2 October 2006 | jimm-8
The Horse Soldiers do War and Peace
Little seen outside Italy until its recent DVD release, this is an unusual little war film and well worth a look. The story concerns those lucky Italians who were sent to help Germany invade the Soviet Union in 1941. This seems to have been done mainly on horseback, so the resulting film is a bit like an Italian version of The Horse Soldiers, only set in Russia. The cast is excellent, and predictably we see a lot of clowning around between battles, with squeaky-voiced Gigi Reger doing a passable Chaplin, and Domenico Modugno (who later had a hit with Volare) entertaining on the guitar. Some of the Russian snow looks a bit powdery, which is understandable since the film was shot entirely at the Titanus studios in Rome. The plot is interesting and sometimes moving, even if a little implausible in the way the Russian villagers make friends with their Italian invaders. Kalina, played by the striking Tania Weber, begins by trying to machine-gun Captain Valli from the top of a bell tower, but minutes later she can hardly stay away from his sleeping quarters. Then there's a singalong where the guests perform Song of the Volga Boatmen in Italian followed by the hosts returning the favour with O Sole Mio in Russian.

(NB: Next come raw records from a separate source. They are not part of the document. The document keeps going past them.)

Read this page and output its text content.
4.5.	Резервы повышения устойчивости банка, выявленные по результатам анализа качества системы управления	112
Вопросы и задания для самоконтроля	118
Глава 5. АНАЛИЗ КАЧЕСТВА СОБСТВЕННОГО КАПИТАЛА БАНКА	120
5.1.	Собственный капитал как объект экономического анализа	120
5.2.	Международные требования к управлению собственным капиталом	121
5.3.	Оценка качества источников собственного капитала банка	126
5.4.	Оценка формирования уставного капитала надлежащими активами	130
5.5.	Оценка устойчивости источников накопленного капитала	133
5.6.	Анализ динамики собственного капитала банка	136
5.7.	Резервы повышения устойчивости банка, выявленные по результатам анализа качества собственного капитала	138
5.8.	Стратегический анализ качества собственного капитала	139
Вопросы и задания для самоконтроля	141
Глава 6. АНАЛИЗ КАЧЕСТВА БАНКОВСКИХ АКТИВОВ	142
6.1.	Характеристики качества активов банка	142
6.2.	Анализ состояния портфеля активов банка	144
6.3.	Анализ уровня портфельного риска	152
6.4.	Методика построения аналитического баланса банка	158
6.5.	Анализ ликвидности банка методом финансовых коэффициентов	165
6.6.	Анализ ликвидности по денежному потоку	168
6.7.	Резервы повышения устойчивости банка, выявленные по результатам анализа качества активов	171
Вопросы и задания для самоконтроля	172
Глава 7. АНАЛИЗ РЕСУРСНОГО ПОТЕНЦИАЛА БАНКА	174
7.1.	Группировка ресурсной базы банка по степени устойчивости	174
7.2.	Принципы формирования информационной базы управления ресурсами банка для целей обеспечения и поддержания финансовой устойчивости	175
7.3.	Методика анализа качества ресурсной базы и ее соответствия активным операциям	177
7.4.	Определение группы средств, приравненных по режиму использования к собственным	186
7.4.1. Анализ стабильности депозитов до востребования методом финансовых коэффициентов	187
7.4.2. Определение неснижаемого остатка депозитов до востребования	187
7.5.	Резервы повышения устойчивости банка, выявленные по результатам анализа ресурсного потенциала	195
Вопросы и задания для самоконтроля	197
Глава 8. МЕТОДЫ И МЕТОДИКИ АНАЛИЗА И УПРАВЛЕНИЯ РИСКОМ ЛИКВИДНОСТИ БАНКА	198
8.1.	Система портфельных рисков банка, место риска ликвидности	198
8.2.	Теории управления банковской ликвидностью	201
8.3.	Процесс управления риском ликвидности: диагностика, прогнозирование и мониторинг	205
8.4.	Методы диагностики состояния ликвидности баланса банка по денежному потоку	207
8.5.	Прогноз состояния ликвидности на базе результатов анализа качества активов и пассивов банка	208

Everyone's buddy-buddy until those nasty Nazis come along to remind the Italians whose side they're supposed to be on. The final "heroic charge" of the title, which took place at Isbuschensky on 24 August 1942, is quite impressively staged, though clever editing is needed to disguise the budget limitations. It's touching to read in the credits that the horse Albino, who survived the charge but was blinded, was later honoured with a pension for life and looked after at a home for blind war veterans. The dedicated staff at Istitute Luce have obviously provided the best print available, and it's a fair copy save for a few wobbles on the music track. This is unfortunate since Enzo Masetti, as we now expect, has turned in another impeccable score, nicely mixing in Italian and Russian folk melodies with spectacular battle music and marches. Previously known only for Attila and Hercules, this composer's scores are gradually becoming more available, and evidence is mounting that he was very probably the best Italian film composer of them all.